When to keep BackgroundTasks
Don’t throw BackgroundTasks away. It’s still perfect for work that truly doesn’t matter if it gets dropped:
- Cache warming
- Debug logging
- Audit trail writes to a fire-and-forget sink
- Metrics nudges
Reach for FastWorker the moment the answer to “what happens if this task gets dropped?” is anything other than “nothing.”
Next steps
- FastWorker quickstart — install and run in 5 minutes
- FastWorker vs Celery — honest comparison
- Migrating from Celery to FastWorker
- Priority queues and load balancing
Frequently asked questions
What's wrong with FastAPI BackgroundTasks?
Nothing — until you need durability, retries, priority, horizontal scale, or a dashboard. FastAPI's BackgroundTasks run in the same process after the response is sent.
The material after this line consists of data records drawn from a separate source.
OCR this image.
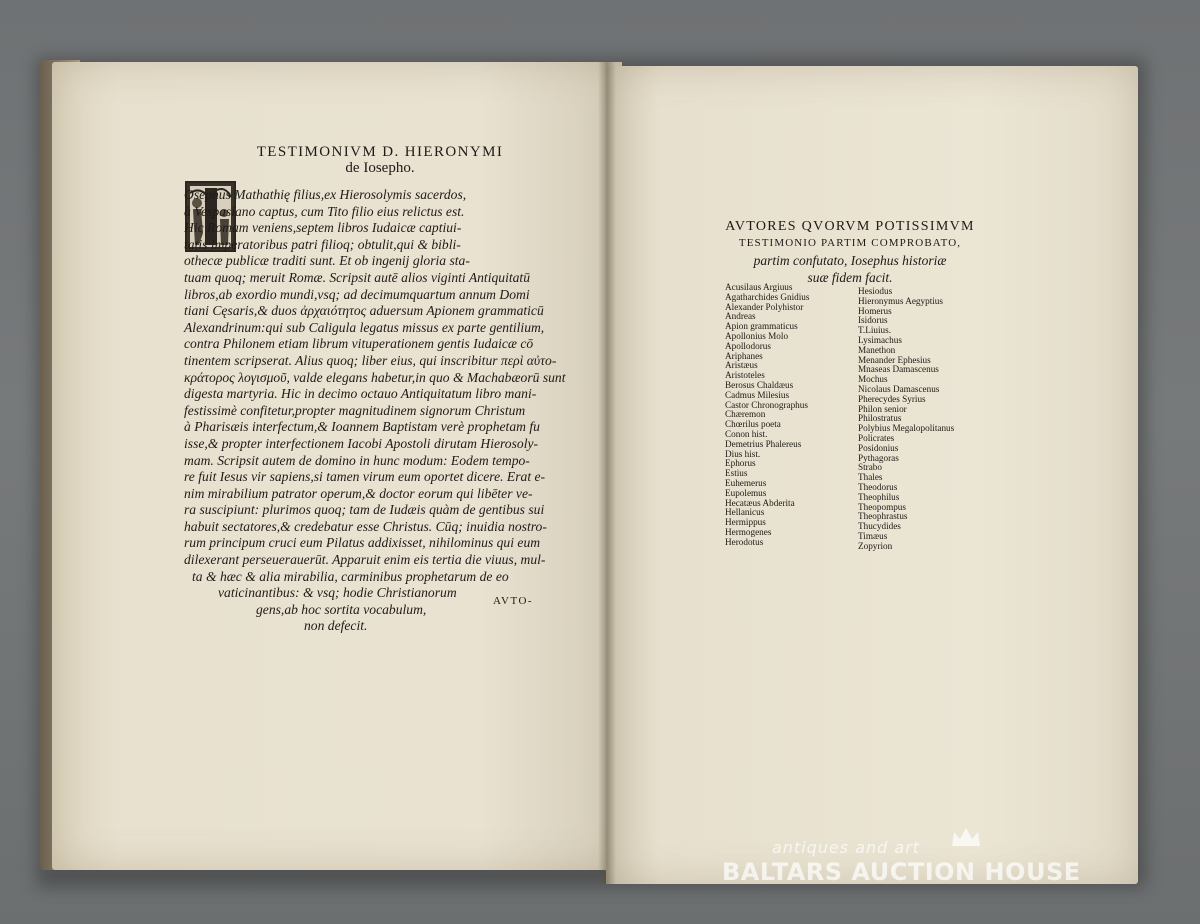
TESTIMONIVM D. HIERONYMI
de Iosepho.
Osephus Mathathię filius,ex Hierosolymis sacerdos,
à Vespasiano captus, cum Tito filio eius relictus est.
Hic Romam veniens,septem libros Iudaicæ captiui-
tatis imperatoribus patri filioq; obtulit,qui & bibli-
othecæ publicæ traditi sunt. Et ob ingenij gloria sta-
tuam quoq; meruit Romæ. Scripsit autē alios viginti Antiquitatū
libros,ab exordio mundi,vsq; ad decimumquartum annum Domi
tiani Cęsaris,& duos ἀρχαιότητος aduersum Apionem grammaticū
Alexandrinum:qui sub Caligula legatus missus ex parte gentilium,
contra Philonem etiam librum vituperationem gentis Iudaicæ cō
tinentem scripserat. Alius quoq; liber eius, qui inscribitur περὶ αὐτο-
κράτορος λογισμοῦ, valde elegans habetur,in quo & Machabæorū sunt
digesta martyria. Hic in decimo octauo Antiquitatum libro mani-
festissimè confitetur,propter magnitudinem signorum Christum
à Pharisæis interfectum,& Ioannem Baptistam verè prophetam fu
isse,& propter interfectionem Iacobi Apostoli dirutam Hierosoly-
mam. Scripsit autem de domino in hunc modum: Eodem tempo-
re fuit Iesus vir sapiens,si tamen virum eum oportet dicere. Erat e-
nim mirabilium patrator operum,& doctor eorum qui libēter ve-
ra suscipiunt: plurimos quoq; tam de Iudæis quàm de gentibus sui
habuit sectatores,& credebatur esse Christus. Cūq; inuidia nostro-
rum principum cruci eum Pilatus addixisset, nihilominus qui eum
dilexerant perseuerauerūt. Apparuit enim eis tertia die viuus, mul-
ta & hæc & alia mirabilia, carminibus prophetarum de eo
vaticinantibus: & vsq; hodie Christianorum
gens,ab hoc sortita vocabulum,
non defecit.
AVTO-
AVTORES QVORVM POTISSIMVM
TESTIMONIO PARTIM COMPROBATO,
partim confutato, Iosephus historiæ
suæ fidem facit.
Acusilaus Argiuus
Agatharchides Gnidius
Alexander Polyhistor
Andreas
Apion grammaticus
Apollonius Molo
Apollodorus
Ariphanes
Aristæus
Aristoteles
Berosus Chaldæus
Cadmus Milesius
Castor Chronographus
Chæremon
Chœrilus poeta
Conon hist.
Demetrius Phalereus
Dius hist.
Ephorus
Estius
Euhemerus
Eupolemus
Hecatæus Abderita
Hellanicus
Hermippus
Hermogenes
Herodotus
Hesiodus
Hieronymus Aegyptius
Homerus
Isidorus
T.Liuius.
Lysimachus
Manethon
Menander Ephesius
Mnaseas Damascenus
Mochus
Nicolaus Damascenus
Pherecydes Syrius
Philon senior
Philostratus
Polybius Megalopolitanus
Policrates
Posidonius
Pythagoras
Strabo
Thales
Theodorus
Theophilus
Theopompus
Theophrastus
Thucydides
Timæus
Zopyrion
antiques and art
BALTARS AUCTION HOUSE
Lose the process, lose the work.
Do I need FastWorker or can I use Celery?
Either works. FastWorker is simpler (no broker). Celery is more featureful (DAGs, persistence, huge ecosystem). Pick FastWorker for moderate-scale services; Celery for extreme scale or complex workflows.
Can I keep using FastAPI BackgroundTasks alongside FastWorker?
Yes. Use BackgroundTasks for fire-and-forget in-process side-effects (logging, cache warming), and FastWorker for anything that matters if the process dies.